Publication date: Available online 13 December 2018
Source: International Journal of Oral and Maxillofacial Surgery
Author(s): A. Karamat, J.G. Smith, G. Lambru, T. Renton
Abstract
This study assessed the impact of collaborative working with a headache neurologist on diagnoses of patients attending orofacial pain (OFP) clinic. Patient diagnostic data was collected from adult patients attending an Orofacial Pain Service from January 2013 to January 2017. A liaison headache neurologist was appointed late 2015; OFP clinics were co-run with the neurologist specialist thereafter. Overall, 639 patients attended the service; 315 in 2013–2015 and 324 in 2016–2017. Compared to 2013–2015, there were increased rates of diagnoses related to neurovascular (27.5% vs. 19.0%; P = .012) and musculoskeletal pain (36.9% vs. 26.0%; P = .003) in the 2016–2017 cohort and decreased rates of neuropathic (55.6% vs. 70.2%; P < .001) and atypical/idiopathic pain (1.3% vs. 5.4%; P = .003) diagnoses. There was a trend towards an increased rate of comorbid diagnoses (26.3% vs. 20.3%; P = .077), especially those relating to headache conditions.
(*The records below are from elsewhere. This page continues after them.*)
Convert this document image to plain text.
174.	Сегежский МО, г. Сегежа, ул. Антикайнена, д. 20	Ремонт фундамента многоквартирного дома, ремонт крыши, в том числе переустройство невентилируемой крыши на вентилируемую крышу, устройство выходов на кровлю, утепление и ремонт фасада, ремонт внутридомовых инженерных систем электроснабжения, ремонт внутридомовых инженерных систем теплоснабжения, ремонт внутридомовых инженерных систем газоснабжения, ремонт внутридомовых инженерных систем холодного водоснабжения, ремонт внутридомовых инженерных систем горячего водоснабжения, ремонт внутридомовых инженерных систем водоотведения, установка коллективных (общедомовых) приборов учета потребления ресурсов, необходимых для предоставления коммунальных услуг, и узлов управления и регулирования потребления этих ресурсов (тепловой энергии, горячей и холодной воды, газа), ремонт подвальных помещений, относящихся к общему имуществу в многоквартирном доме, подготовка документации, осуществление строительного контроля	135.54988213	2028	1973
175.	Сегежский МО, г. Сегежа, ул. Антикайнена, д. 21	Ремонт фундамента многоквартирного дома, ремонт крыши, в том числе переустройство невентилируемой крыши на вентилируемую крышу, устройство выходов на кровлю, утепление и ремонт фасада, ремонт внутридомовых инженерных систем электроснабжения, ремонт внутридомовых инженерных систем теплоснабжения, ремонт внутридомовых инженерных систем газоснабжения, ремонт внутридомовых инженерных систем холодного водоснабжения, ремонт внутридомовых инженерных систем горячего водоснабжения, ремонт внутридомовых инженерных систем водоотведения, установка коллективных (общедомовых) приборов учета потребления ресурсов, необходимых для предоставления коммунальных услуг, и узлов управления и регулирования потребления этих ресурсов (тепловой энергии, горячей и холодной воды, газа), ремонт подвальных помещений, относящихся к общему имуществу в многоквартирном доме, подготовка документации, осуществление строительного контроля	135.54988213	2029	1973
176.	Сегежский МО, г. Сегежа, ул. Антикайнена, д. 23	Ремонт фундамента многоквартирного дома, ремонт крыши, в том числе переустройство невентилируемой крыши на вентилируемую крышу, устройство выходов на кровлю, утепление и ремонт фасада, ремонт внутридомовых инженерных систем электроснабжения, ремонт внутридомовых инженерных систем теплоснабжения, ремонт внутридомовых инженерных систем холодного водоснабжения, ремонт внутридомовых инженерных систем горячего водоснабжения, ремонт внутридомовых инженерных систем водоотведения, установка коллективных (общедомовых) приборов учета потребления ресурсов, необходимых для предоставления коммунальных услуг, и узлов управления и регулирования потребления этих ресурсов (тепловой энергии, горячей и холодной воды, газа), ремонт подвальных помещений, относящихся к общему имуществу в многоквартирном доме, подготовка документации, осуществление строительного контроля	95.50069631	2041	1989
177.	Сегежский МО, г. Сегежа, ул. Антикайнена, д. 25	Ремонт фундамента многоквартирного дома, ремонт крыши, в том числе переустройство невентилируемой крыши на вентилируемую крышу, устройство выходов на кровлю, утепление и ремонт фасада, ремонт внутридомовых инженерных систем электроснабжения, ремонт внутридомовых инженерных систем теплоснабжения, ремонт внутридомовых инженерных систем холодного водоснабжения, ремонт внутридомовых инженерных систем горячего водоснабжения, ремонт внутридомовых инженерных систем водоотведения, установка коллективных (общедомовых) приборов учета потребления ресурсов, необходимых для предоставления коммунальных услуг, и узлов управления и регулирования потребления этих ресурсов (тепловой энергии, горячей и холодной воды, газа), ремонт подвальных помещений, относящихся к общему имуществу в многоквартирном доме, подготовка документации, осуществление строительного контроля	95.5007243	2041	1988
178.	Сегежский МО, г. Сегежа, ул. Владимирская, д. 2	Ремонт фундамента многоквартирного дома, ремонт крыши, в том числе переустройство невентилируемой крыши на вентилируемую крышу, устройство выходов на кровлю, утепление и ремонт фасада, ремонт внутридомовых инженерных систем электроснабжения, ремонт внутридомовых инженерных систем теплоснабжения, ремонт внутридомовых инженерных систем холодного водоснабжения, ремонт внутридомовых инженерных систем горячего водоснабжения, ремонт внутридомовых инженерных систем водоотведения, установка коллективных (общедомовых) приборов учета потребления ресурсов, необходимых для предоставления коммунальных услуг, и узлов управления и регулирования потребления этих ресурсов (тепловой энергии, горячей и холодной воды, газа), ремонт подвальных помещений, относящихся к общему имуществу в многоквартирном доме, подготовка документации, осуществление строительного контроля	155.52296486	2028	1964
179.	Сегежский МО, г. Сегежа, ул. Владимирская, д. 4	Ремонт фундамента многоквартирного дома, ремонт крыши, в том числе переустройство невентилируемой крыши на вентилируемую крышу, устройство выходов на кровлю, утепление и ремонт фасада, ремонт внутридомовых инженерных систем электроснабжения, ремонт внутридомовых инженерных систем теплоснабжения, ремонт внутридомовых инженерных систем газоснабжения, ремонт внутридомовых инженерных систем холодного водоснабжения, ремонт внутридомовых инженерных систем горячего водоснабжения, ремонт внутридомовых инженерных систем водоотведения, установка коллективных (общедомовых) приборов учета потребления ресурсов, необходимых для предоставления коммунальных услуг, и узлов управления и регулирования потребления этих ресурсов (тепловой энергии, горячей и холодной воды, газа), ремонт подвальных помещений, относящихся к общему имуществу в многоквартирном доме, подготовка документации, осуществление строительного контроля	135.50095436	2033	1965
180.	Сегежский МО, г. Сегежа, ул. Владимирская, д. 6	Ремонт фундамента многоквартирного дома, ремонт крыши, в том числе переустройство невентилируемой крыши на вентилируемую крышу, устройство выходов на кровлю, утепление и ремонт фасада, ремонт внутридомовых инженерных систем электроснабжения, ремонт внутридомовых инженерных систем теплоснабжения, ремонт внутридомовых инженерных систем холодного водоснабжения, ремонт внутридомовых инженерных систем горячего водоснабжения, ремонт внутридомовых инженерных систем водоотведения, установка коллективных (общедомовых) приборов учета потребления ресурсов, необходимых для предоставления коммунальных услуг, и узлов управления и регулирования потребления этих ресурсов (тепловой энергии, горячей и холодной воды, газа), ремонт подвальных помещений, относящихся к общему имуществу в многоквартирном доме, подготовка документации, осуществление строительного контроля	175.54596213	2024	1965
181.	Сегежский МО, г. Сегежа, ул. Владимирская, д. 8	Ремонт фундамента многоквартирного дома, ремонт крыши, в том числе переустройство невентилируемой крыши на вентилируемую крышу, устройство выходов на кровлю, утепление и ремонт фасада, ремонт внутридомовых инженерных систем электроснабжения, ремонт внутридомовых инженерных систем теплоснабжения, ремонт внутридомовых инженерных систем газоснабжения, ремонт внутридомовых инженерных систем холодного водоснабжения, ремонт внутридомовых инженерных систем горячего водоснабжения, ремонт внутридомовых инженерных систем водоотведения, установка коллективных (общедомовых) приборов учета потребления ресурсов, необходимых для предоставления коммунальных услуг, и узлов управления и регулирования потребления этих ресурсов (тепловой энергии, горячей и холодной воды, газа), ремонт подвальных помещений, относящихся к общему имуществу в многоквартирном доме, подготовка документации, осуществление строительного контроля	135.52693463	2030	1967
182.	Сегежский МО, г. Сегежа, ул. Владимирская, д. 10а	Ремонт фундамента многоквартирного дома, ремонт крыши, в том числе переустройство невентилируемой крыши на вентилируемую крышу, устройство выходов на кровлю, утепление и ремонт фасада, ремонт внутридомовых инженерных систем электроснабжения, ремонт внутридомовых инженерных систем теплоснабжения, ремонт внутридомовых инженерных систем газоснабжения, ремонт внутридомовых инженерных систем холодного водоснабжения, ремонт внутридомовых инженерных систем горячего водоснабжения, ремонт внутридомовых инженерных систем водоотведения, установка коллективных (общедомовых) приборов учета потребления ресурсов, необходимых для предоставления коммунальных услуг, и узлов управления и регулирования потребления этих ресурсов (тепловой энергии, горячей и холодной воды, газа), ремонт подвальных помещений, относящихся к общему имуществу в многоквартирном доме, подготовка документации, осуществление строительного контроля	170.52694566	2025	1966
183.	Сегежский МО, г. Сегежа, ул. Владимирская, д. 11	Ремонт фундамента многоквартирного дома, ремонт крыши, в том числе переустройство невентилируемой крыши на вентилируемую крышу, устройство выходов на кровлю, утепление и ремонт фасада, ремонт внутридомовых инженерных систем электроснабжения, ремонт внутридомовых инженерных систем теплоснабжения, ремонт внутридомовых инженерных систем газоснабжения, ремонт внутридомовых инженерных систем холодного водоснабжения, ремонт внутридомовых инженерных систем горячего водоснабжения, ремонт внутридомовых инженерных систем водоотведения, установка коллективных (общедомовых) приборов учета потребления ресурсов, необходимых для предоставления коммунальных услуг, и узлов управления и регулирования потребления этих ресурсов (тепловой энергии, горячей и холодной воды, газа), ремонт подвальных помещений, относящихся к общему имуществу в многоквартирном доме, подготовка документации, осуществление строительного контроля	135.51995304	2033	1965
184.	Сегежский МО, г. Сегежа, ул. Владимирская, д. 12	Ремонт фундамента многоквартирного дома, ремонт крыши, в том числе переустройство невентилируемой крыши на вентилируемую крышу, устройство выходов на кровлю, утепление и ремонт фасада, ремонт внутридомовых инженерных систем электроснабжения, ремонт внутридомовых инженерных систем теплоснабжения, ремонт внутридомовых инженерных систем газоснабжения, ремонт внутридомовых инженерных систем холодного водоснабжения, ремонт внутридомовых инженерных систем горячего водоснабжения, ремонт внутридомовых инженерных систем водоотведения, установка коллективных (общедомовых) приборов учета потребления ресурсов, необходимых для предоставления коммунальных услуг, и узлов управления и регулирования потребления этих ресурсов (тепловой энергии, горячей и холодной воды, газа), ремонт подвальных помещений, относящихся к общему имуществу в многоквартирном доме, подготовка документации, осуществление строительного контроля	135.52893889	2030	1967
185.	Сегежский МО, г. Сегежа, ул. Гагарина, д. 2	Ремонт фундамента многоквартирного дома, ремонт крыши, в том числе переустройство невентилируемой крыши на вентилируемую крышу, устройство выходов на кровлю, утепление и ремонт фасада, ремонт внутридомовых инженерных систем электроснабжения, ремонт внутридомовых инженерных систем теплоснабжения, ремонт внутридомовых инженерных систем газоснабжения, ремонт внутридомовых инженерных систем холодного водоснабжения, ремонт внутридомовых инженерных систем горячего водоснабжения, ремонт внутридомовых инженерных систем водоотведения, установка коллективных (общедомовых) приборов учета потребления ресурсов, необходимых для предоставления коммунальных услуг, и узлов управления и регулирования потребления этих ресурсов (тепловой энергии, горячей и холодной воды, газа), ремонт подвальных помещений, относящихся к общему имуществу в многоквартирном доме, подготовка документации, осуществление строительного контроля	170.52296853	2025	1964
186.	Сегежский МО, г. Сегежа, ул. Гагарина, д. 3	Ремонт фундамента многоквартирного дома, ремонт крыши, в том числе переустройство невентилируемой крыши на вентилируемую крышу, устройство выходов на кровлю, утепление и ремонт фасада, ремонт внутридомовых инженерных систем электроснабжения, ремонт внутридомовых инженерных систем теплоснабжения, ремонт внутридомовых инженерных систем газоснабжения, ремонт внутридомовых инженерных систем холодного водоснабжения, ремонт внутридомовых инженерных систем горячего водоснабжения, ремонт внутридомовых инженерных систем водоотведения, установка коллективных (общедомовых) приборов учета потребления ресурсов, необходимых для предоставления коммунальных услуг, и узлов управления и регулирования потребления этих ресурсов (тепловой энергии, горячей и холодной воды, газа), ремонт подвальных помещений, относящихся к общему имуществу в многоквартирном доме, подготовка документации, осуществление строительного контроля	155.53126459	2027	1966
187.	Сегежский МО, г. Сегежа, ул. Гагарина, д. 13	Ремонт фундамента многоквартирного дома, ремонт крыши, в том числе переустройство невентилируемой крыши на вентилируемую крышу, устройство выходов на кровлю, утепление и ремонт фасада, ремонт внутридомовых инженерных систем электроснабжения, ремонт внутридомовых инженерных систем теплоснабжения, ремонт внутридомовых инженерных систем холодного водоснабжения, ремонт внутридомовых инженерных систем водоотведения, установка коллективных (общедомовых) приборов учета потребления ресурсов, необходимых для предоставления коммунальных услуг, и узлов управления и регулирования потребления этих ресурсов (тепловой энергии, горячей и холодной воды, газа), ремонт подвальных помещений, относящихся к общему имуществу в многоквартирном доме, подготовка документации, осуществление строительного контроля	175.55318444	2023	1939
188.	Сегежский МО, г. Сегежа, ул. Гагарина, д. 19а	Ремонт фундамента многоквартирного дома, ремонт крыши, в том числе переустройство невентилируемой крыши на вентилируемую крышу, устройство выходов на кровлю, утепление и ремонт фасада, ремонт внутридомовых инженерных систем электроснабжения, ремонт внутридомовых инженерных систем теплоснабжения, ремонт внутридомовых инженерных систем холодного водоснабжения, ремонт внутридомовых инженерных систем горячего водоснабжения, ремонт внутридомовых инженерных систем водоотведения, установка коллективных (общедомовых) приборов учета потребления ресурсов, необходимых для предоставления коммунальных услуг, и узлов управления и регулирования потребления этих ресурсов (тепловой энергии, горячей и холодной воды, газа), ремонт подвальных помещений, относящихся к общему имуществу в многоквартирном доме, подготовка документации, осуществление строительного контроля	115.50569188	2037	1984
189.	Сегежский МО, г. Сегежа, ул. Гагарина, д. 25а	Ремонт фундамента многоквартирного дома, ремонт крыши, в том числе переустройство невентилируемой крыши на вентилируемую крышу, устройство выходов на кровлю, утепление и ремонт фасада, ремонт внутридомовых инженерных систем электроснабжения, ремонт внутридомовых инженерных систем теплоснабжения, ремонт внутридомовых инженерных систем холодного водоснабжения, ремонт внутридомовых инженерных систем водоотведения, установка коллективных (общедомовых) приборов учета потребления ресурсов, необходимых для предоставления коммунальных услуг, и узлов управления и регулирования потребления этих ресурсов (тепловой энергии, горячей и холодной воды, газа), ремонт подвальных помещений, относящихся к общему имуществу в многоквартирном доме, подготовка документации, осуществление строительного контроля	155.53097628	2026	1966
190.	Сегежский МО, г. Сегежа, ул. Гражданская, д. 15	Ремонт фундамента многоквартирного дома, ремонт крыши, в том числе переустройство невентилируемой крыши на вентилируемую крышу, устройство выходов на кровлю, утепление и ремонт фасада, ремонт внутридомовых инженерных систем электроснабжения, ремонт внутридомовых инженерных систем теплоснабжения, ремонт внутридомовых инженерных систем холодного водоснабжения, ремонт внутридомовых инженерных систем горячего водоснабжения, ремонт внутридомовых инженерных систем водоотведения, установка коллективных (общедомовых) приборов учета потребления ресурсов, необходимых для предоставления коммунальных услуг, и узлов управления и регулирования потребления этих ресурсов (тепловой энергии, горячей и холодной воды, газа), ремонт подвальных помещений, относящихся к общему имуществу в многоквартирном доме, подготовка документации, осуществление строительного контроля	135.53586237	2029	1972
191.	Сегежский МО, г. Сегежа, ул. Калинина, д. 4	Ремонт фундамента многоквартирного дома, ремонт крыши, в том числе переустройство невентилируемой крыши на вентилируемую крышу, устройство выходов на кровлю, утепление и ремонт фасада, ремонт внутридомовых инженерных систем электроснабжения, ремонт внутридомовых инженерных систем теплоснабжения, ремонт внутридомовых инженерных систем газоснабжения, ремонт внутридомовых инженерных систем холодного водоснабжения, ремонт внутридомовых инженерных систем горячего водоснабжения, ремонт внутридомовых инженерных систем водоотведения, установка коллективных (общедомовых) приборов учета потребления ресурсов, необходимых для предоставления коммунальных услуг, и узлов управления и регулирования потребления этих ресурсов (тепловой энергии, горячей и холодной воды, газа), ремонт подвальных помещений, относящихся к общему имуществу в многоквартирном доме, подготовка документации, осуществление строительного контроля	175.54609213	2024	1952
The findings suggest that introduction of a specialist headache neurologist into the OFP clinic widened its remit of assessment, increasing recognition of (co-morbid) neurovascular-related pain and decreasing atypical/idiopathic pain diagnoses in patients with complex OFP. The increase rate of musculoskeletal pain diagnosis in the later cohort is likely attributable to service expansion and normalisation of diagnostics reportedly seen in other OFP services.
Statement of clinical relevance: Orofacial pain is a complex diagnosis, it requires a multidisciplinary approach that includes neurological input.